Tuesday, April 3, 2018

The Yusupov Fabergé Egg of 1907

From Quill and Pad:
The egg made in St. Petersburg by Fabergé under workmaster Henrik Wigström – Fabergé used the word “workmaster” instead of “creative director” or even “supplier” – was given to Felix’s mother, Zinaida, the seventh princess of Yusupov, by his father, Count Felix Felixovich Sumarokov-Elston, on the occasion of their twenty-fifth wedding anniversary in 1907.

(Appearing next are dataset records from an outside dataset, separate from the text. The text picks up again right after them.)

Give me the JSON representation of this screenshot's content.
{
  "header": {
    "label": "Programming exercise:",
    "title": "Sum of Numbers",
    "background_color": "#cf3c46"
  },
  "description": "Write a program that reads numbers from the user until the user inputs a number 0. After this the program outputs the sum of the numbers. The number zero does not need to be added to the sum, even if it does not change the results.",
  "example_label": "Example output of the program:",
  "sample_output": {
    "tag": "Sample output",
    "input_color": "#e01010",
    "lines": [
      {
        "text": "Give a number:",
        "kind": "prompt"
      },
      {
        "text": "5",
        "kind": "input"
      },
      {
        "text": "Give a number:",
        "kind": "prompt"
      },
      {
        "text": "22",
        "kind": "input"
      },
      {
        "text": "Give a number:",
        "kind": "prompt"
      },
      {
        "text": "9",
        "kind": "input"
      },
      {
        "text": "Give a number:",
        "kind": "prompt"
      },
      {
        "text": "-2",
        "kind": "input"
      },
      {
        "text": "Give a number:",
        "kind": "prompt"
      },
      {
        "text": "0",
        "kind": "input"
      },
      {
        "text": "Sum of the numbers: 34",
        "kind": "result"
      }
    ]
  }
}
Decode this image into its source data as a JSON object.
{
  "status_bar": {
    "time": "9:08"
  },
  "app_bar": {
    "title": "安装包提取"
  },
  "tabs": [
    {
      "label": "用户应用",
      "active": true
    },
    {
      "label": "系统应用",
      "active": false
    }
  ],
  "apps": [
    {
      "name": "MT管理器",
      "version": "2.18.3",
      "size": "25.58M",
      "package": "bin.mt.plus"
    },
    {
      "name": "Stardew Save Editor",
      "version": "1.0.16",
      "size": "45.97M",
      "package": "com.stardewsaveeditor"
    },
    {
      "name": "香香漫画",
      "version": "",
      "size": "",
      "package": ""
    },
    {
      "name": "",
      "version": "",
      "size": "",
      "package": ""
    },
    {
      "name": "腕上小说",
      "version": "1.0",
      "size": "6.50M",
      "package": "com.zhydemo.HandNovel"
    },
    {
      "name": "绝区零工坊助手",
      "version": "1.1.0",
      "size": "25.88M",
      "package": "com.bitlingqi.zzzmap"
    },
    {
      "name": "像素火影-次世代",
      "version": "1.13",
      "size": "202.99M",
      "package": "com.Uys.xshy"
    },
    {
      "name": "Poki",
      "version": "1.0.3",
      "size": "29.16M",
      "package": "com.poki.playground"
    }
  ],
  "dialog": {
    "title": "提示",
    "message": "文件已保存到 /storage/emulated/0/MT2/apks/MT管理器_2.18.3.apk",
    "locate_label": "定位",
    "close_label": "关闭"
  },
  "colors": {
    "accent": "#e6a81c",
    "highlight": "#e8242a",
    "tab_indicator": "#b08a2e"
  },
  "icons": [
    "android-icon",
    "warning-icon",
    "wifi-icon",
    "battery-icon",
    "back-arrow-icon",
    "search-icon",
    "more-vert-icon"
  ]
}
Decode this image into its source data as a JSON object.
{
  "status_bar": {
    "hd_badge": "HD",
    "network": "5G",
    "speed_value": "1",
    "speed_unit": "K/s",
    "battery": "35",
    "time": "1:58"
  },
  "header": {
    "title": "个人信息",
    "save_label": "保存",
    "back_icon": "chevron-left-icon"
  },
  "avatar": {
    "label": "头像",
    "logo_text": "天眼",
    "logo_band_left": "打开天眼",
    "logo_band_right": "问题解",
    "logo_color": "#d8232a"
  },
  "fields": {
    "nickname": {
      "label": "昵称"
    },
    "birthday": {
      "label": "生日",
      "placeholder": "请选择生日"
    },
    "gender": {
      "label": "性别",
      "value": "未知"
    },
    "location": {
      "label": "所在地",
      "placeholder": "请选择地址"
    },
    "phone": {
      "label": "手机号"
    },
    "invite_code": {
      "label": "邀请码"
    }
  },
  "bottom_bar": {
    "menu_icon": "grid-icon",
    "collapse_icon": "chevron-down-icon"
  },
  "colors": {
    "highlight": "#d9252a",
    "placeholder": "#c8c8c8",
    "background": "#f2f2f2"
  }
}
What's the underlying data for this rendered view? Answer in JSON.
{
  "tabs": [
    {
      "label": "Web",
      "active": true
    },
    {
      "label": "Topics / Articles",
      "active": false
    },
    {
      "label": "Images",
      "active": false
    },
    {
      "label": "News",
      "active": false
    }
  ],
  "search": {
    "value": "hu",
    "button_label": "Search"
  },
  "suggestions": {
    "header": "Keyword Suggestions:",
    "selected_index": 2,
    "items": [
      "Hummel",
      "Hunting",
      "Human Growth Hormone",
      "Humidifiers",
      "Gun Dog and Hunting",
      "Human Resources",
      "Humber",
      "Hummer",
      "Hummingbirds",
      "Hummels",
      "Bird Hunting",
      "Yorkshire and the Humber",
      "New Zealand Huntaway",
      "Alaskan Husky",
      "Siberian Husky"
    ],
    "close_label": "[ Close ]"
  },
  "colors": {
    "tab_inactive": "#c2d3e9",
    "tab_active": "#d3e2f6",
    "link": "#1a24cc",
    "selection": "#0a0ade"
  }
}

Princess Zinaida Yusupov, a lady-in-waiting to two Russian empresses, owned the most significant collection of historical jewels in pre-Revolution Russia after the imperial family. When the princess fled Russia as the Revolution began, she left most of her financial assets in the country, including her collection of jewels and objets d’art, which were hidden in a secret vault in Moika Palace. Within five years the Bolsheviks had found the stash, though, and these items were sold off. The egg was likely sold by Russian officials in Paris or Berlin, and by 1949 it was owned by dealers in London, who sold it to Maurice Yves Sandoz (1892-1958) in 1953.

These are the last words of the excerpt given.